Shelby Baptist marketing manager Brian Pavlick said this was the second year Pink Heals Central Alabama has partnered with the hospital to raise awareness about breast cancer. Pink Heals volunteer and Pelham firefighter Jim Terrell said signing the fire truck can be therapeutic for some people.
Pink Heals Inc. is a nonprofit national organization made up of public safety officers that partner with public safety entities, local businesses and families to bring communities together, according to its website.
Pink Heals raises the money needed to paint and customize donated fire trucks. Each donated vehicle is painted pink and named after someone who has battled cancer and inspired others. Rather than focusing on one specific type of cancer, Pink Heals uses the color pink to represent women who are battling or have battled various types of cancer.
Every year the organization hosts a Pink Heals Tour and travels throughout the U.S. in their pink fire trucks visiting individuals.
“They’re doing their own form of healing,” Pavlick said. “They’re making people smile and giving them a hug when they really need it.”

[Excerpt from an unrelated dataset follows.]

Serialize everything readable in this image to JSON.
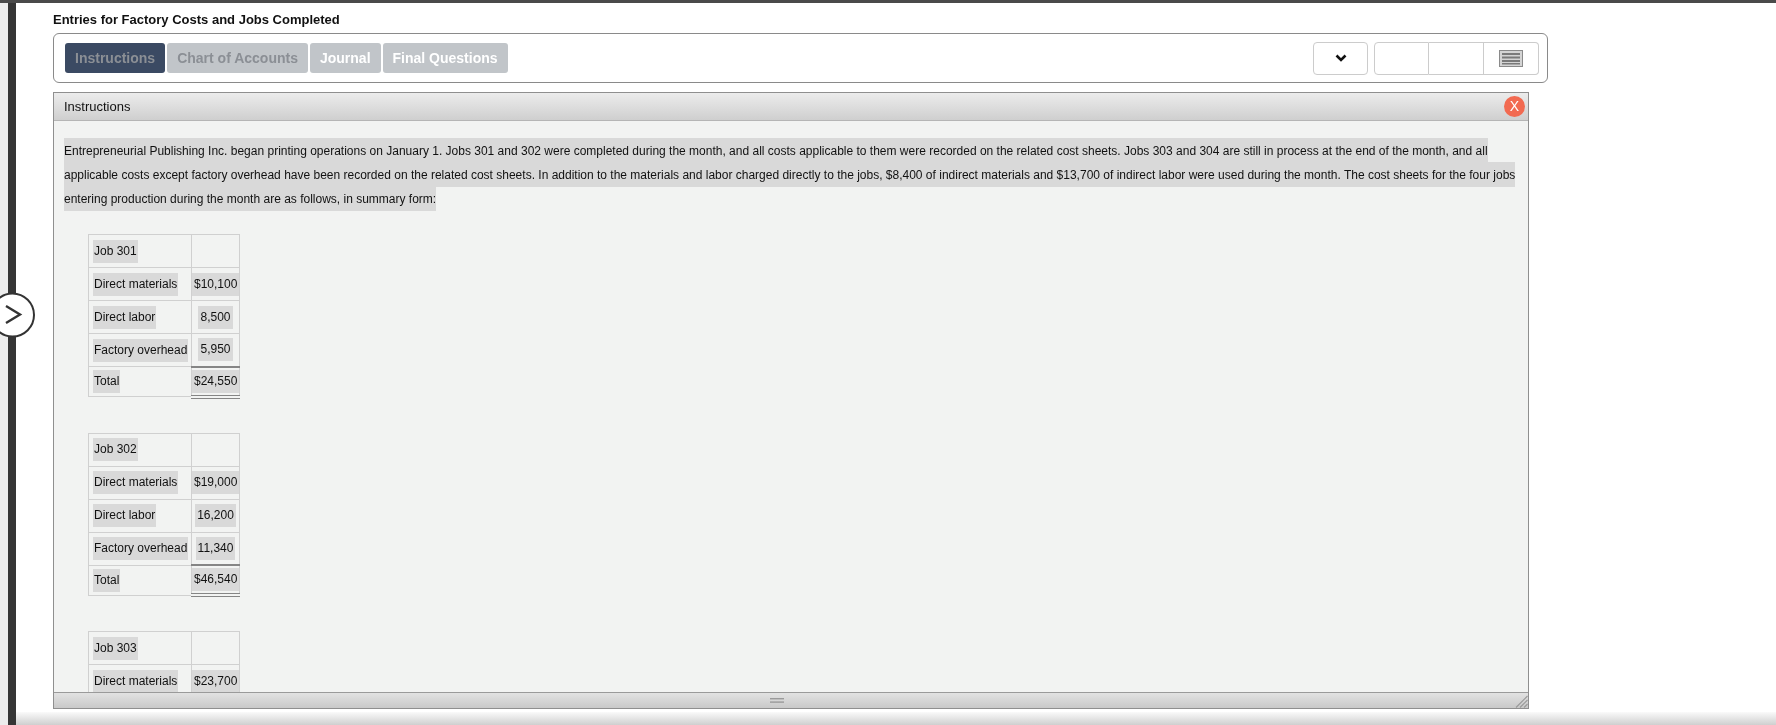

According to Pavlick, one in eight women will be diagnosed with breast cancer in their lifetime. A woman with no family history of the cancer should begin getting annual mammograms at 40 years old. Women with a family history should talk to their doctor about beginning earlier.
“While the mortality rate is decreasing because if annual screenings, the amount of diagnoses per year is still flat,” Pavlick said. “It impacts who it wants, but advancements in technology have enabled us to detect even the smallest traces of cancer.”
And although men don’t receive annual screenings, Pavlick wants men to know they are not exempt from being diagnosed with breast cancer.
“Pink is not just a lady color,” he said. “If you’re a male and you feel a lump in your chest, think about how big it has to be in order for you to feel it. It can be equally as dangerous for men. Although we typically focus on the ladies, I do want to tell men to be aware.”
Beam urged women to “please protect themselves.”
“I tell my grandkids and my family all the time to go get checked,” Beam said. “You can be fine one year and not the next.”